Wetlink With Thin Cable (2mm Load Cell)

Load cell with 2mm shielded wire and it needs to go into an enclosure. I’d like to use a wetlink, though the potted penetrators are a fallback.

Wrapping self-amalgamating tape around the 2mm wire is tricky and a bit dodgy.

Does anyone have experience with potting a cable to ‘thicken’ it to a 4mm diameter so it’s compatible with the wetlink line?

Are there any other ways to thicken the wire so it can be gripped by the wetlink?

The wetlinks seem good, but it would be good if there was a kit/box of different grommet sizes for different wires.

  • Depth: 30m operational
  • Not load bearing


Hi @ChrisDLikesROV, welcome to the forum :slight_smile:

That’s not something we’ve tried, but it could potentially be possible by using a 3D-printed mould to ensure a consistent diameter.

Smaller cable sizes have been asked about and discussed previously here, where the suggestion was to use heat-shrink to increase the cable jacket diameter.

It may be worth considering an adhesive-lined heat shrink for waterproofing and avoiding pull-out and push through, but given your non load-bearing use-case and the radial pressure of the WetLink penetrator’s compression seal I don’t expect they would be particularly significant issues.

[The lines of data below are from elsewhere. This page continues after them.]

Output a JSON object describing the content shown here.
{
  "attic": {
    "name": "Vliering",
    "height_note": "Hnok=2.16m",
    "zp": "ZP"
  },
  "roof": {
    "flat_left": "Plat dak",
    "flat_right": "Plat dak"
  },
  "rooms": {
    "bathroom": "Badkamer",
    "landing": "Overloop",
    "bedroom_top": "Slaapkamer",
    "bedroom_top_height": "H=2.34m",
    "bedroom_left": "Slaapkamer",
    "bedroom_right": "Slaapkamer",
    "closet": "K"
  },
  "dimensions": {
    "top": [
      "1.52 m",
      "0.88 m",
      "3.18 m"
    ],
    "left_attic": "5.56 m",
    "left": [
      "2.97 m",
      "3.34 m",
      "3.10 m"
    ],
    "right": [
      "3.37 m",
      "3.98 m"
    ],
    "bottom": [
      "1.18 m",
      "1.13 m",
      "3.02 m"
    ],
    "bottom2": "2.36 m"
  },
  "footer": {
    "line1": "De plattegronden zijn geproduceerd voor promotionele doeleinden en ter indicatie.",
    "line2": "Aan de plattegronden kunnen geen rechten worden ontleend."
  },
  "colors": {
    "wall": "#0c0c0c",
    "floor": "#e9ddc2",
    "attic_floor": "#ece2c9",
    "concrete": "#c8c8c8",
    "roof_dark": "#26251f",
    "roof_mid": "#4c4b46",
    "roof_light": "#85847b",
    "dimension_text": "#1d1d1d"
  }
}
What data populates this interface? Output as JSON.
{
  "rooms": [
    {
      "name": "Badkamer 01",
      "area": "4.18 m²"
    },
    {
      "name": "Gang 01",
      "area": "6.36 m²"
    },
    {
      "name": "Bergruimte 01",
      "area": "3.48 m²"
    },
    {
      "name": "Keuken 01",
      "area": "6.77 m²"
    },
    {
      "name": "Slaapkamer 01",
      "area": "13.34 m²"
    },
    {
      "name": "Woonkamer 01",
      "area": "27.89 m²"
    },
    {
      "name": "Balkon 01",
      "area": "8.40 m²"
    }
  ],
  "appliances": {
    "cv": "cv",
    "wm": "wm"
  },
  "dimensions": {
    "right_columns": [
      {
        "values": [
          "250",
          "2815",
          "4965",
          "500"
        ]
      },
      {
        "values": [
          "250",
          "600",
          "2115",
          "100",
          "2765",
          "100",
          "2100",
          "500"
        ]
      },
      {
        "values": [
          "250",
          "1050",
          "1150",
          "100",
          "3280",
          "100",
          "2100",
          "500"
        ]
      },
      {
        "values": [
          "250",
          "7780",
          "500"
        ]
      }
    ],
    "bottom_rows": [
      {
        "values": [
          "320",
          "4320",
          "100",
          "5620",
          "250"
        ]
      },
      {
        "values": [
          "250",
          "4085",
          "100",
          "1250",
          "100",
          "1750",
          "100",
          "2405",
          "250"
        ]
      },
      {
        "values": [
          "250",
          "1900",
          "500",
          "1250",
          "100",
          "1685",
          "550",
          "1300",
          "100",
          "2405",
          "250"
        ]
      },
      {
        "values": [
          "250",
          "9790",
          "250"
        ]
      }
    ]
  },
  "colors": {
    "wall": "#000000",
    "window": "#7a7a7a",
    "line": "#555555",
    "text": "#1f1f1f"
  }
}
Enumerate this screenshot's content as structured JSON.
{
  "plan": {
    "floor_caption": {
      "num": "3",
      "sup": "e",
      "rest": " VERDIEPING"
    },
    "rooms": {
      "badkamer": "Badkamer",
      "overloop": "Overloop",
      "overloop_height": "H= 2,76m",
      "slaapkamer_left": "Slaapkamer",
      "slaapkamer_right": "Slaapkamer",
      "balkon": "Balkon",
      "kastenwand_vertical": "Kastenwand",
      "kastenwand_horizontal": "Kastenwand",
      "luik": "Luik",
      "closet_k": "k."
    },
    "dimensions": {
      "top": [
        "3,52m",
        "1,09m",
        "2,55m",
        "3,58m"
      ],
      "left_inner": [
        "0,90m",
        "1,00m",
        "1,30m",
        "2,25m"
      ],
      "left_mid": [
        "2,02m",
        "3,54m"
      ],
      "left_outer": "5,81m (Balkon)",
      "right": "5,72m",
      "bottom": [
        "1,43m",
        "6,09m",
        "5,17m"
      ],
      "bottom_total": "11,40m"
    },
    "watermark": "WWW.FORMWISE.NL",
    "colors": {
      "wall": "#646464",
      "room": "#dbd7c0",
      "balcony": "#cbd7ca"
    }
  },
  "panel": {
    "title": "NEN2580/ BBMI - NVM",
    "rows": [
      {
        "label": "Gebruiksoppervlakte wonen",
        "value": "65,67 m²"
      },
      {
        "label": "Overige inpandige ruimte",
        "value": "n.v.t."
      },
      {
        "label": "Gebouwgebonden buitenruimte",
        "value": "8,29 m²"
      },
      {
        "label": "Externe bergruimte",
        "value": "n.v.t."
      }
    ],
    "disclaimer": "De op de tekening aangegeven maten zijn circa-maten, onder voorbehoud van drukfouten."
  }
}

thanks eliot - yep missed that post in my forum search - confusing title.

i’m sla printing a mould and will try this out, will give an update if it works.

For adhering to a cable/instruments under pressure eg. like potting a cable. Is it better to use flexible resins (eg. silicone/polyeurethane) or hard epoxies?

I’m a little uncertain about what’s going on/what deforms under pressure. My guess is that a hard resin would have a greater pressure rating, limited only by the deformation of the cable jacket. With flexible resins if it’s softer then the cable, then that will deform to allow water to penetrate first?

I don’t have a heap of experience with potting, but I’d assume that rigid potting makes sense where it’s desirable to protect the internals from external pressure, whereas flexible potting likely makes more sense for situations where the potting is expected to deform. By that logic, potting around a device should likely be rigid, while potting a cable should be flexible, to allow the cable to flex (and to avoid stress concentrations at the edge of the potting).

That seems particularly relevant for a compression-gland seal, where the compression plug is expected to compress both the seal and the cable jacket. Rigid epoxy may prevent the seal from being as strong, and could provide a protective shell that holds back the seal pressure and allows water to slide through by compressing the cable jacket underneath the epoxy. That’s purely conjecture though (I don’t have test data or specific experience to back it up), so take it with a grain of salt.